The Eighteenth Angel comes from screenwriter David Seltzer. Seltzer has written various films like Lucas (1986), Punchline (1988), Bird on a Wire (1990) and Dragonfly (2002) but is principally remembered for The Omen (1976). Maybe if The Eighteenth Angel if had come from someone other than David Seltzer, it might have seemed a competent copy of The Omen. However, coming from Seltzer, it reads as a pallid and unimaginative attempt to rehash the same plot. The points of similarity often become tedious – another plot concerning the Biblical End of the World and the birth of Satan in the form of a young child; a sinisterly conspiring coven within the Catholic Church who also hide in an ancient monastery in the Italian hillside; gory showcase deaths to those who get in the way of the Satanic master plan; killer animals in the service of The Devil – dogs in The Omen, killer cats here; evil servants and so forth.

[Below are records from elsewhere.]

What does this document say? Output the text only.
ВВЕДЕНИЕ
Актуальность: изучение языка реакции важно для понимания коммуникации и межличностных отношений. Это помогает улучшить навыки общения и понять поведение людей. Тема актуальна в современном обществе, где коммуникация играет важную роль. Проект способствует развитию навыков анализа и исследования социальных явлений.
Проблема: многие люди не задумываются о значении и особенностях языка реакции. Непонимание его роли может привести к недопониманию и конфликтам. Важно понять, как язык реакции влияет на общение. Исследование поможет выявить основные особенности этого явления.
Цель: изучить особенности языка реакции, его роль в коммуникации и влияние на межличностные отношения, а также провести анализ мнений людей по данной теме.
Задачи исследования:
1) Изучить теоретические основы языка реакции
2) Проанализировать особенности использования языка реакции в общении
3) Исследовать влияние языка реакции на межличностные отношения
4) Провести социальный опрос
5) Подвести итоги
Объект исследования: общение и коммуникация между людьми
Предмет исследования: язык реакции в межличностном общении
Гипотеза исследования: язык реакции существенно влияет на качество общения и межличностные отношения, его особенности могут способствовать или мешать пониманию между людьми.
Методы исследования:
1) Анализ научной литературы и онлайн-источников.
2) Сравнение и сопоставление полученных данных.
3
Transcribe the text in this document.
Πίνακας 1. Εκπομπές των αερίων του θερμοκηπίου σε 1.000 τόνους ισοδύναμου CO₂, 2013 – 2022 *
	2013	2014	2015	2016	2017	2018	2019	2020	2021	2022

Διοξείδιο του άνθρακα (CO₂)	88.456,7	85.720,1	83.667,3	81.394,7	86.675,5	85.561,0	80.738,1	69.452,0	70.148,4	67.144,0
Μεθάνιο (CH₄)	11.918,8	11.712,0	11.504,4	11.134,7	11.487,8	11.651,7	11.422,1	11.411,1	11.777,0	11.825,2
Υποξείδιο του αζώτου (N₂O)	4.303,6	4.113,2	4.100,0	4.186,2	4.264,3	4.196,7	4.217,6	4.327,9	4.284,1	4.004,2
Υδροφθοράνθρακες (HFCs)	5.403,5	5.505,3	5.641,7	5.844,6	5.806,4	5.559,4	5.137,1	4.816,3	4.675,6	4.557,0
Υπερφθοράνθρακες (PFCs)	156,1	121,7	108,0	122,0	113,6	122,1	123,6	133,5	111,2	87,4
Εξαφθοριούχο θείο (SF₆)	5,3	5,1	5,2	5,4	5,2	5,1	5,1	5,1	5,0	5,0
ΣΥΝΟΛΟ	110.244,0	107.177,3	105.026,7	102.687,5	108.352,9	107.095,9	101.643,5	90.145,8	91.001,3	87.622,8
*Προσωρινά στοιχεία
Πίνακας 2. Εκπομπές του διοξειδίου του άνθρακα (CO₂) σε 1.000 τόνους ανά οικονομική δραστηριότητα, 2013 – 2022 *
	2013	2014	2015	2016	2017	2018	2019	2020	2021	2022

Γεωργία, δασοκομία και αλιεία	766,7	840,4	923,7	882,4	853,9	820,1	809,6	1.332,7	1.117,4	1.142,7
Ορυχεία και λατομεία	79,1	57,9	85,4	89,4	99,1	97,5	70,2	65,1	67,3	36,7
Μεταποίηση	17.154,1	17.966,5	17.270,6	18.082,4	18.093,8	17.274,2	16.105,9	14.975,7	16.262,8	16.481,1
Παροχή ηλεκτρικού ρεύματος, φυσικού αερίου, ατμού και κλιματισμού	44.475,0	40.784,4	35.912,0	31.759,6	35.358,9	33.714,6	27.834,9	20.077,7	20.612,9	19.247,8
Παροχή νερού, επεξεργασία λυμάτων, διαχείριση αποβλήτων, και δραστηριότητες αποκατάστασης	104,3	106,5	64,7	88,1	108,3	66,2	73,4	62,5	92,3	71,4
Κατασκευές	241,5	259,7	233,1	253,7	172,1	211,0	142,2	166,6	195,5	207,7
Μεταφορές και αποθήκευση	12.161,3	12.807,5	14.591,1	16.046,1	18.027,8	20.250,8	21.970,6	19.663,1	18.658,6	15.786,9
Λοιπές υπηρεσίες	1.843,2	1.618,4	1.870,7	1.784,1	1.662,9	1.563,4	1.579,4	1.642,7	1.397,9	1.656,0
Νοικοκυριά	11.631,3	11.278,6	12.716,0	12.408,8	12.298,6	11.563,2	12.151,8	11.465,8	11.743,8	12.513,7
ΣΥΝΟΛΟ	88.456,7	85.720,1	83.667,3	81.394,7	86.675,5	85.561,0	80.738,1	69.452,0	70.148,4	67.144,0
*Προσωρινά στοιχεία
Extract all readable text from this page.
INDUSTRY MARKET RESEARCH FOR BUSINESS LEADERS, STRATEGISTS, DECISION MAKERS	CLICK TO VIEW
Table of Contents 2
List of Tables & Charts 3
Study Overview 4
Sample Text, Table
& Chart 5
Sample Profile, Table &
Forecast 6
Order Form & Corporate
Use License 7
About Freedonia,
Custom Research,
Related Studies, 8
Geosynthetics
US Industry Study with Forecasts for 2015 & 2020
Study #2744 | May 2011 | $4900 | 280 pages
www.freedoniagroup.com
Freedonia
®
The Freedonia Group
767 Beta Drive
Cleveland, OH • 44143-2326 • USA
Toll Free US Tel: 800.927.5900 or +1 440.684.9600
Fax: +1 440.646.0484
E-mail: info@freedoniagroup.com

And there is an almost identical twist ending.
David Seltzer, it seems – both here, in The Omen and in his 1979 eco-horror film Prophecy (1979) – has a wild-eyed sackcloth-and-ashes prophet’s fascination with the imminently apocalyptic. The Omen had an audacious originality to it with Seltzer whipping a frenzied hodgepodge of fundamentalist End Times prophecies into a lunatic horror show that was given a sheen of respectability by an A-budget treatment which, with a high-profile advertising campaign, succeeded in making it a major hit. It was endlessly imitated. The Eighteenth Angel comes across as a proficient and well-budgeted copy but one where Seltzer, in revisiting the material, does absolutely nothing new with it. There is a minimal thematic difference – The Omen featured merely an evil child, while The Eighteenth Angel raises the age of the child a few years and features the potentially more intriguing corruption of an innocent theme (although does absolutely nothing with it).
Almost as though he has failed to understand anything that made The Omen work, Seltzer fumbles all his cues here. The plot gives away all its surprises at the beginning – the opening narration tells us all about the ancient Etruscan order and the need for eighteen angels to incarnate the Devil. A far more effective story would have enwrapped one in its mystery and slowly unveiled each surprise as it went along. Nor is Seltzer very clear about what the Satanic master plan actually entails – something to do with genetic engineering and the need for eighteen maidens who, for reasons unexplained, have to have their faces sliced off and transplanted onto corpses.
Where The Eighteenth Angel almost seems to work is in its reasonably well-budgeted polish – it is very nicely scored and photographed – and in director William Bindley’s often effective handling. Where David Seltzer offers up predictable twists, William Bindley at least crafts them with a sinister edge. There is one memorably The Omen-esque showcase death with a character being caught up in and hung in the bridles between two galloping black horses. Unlike The Omen, which succeeded for much these same reasons, David Seltzer’s plot is a second-hand copy of his own material that lacks the fire that made the original a success.